Having weathered the assault of the Cult of the Dragon the party are tasked with tracking the raiders to their camp and infiltrating it. In fact, they are asked twice by separate bodies with similar goals. The characters motivations aside from ‘being goodies’ are unclear, so I’d recommend strengthening bonds here.
Tracking the baddies is easy enough and there are stragglers and rearguard to deal with along the way. The obvious solution to the breaking into the camp problem is to steal uniforms but that could back fire. The camp itself is sketched out in the description, and you’ll have to read all of it to get your head round the layout. Again, the provided map look nice but is no actual use to DM or players.
Interesting to see, the named NPCs from the previous episode get portraits here. Better late than never I guess.
There’s a specific NPC to rescue in this episode, and he will need working up properly by the DM. You get no stats, or much more in the personality stakes. He appears to be reluctant to leave, and I wonder how best to play him so that a party won’t just get irritated and walk away. Sympathetic NPCs are a must to any plot driven scenario, and this fellow looks like he might be around for the long haul.
This is less of a combat scenario, and more of an info gathering behind enemy lines affair. As such, I’d have preferred there to be more mini events provided to spur interaction. I’d rather that, than the boilerplate skill DCs for climbing and stealth. To be honest, these things annoy me a little. Skill DCs are 10/15/20 for easy/medium/hard. There you are, I’ve memorised them from the rules. Why are these getting book space again and again when the NPCs and creatures are getting nothing extra beyond their name in bold? The adventure assumes you have the Monster Manual, yet repeats basic stuff from the PHB.

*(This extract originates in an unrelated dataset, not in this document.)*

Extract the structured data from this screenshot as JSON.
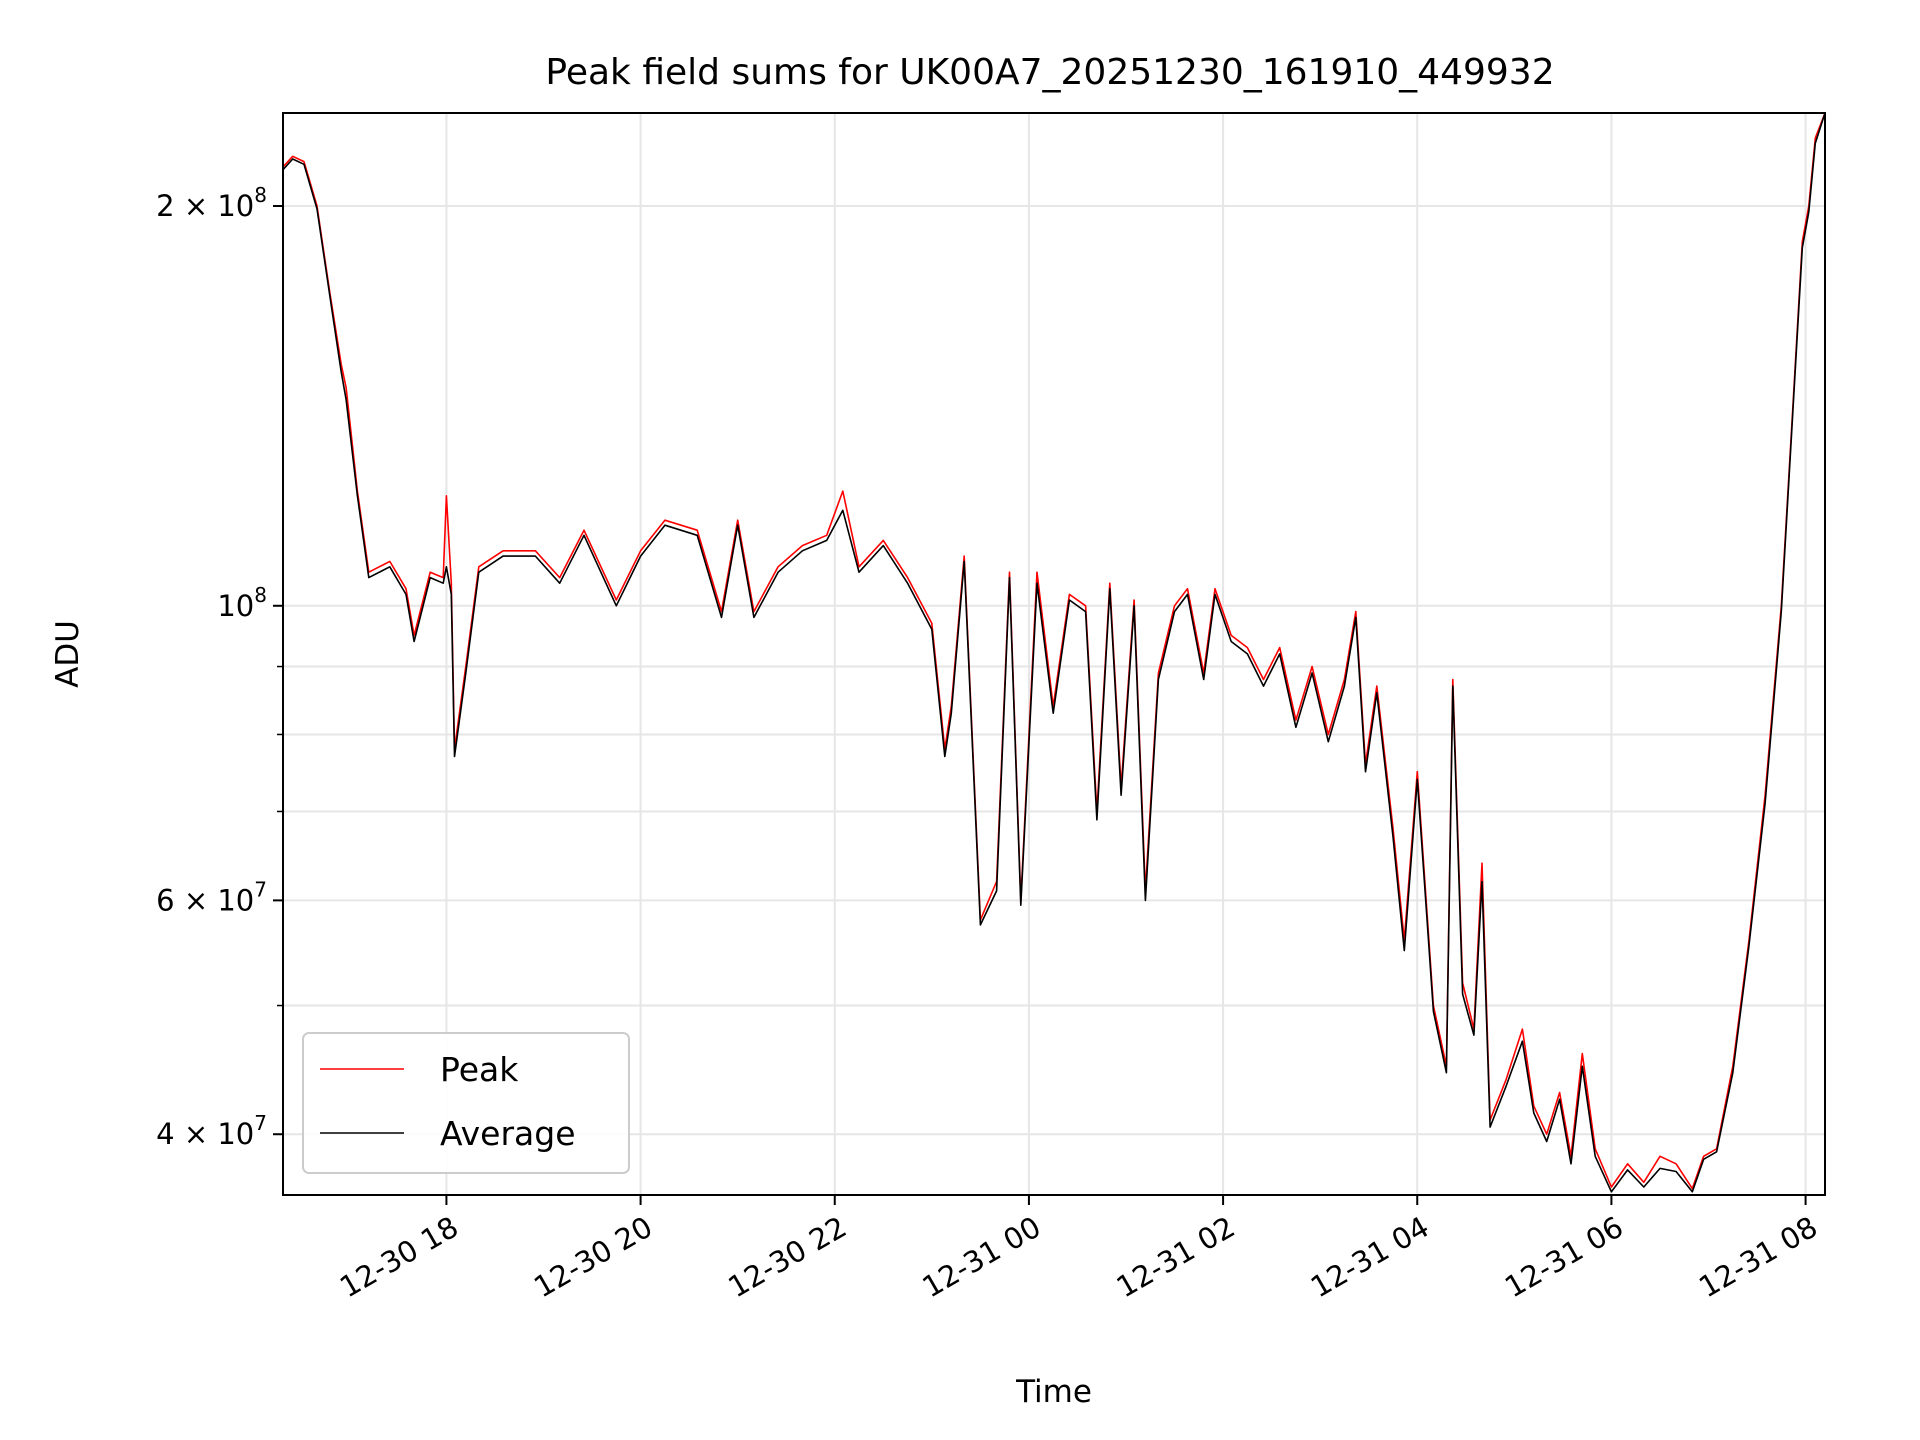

What I need from an adventure is to first of all DM me through the game so that I can be the middle man and then DM it to my group. The book has to paint me a clear picture first. Then, it has to be useful in play. What I’m getting from the first two episodes are sketches, that really needed stronger development to make them rock solid.
The omissions are startling (who are the leaders? I see names already, but I know nothing more) and all the more so when you know that it’s standard practice to provide an adventure overview these days. There’s one here, but it’s at too high a level to help me navigate the plot. Given that the possibility of interrogating hostile is so very high, that’s a bad editing choice.
Harking back to 4e, an edition let’s not forget with a poor reputation for it’s adventure material, at least it laid out its encounters in a handy at-a-glance format. You could read ahead three pages and get enough to run a session. This one needs study, and notes, and yes, imagination. Not a bad thing in and of itself, but it’s a steep ask of a time pressured DM who bought this perhaps hoping all that would be taken care of.
The plot is thickening, but my tolerance for the lack of DM assistance is thinning.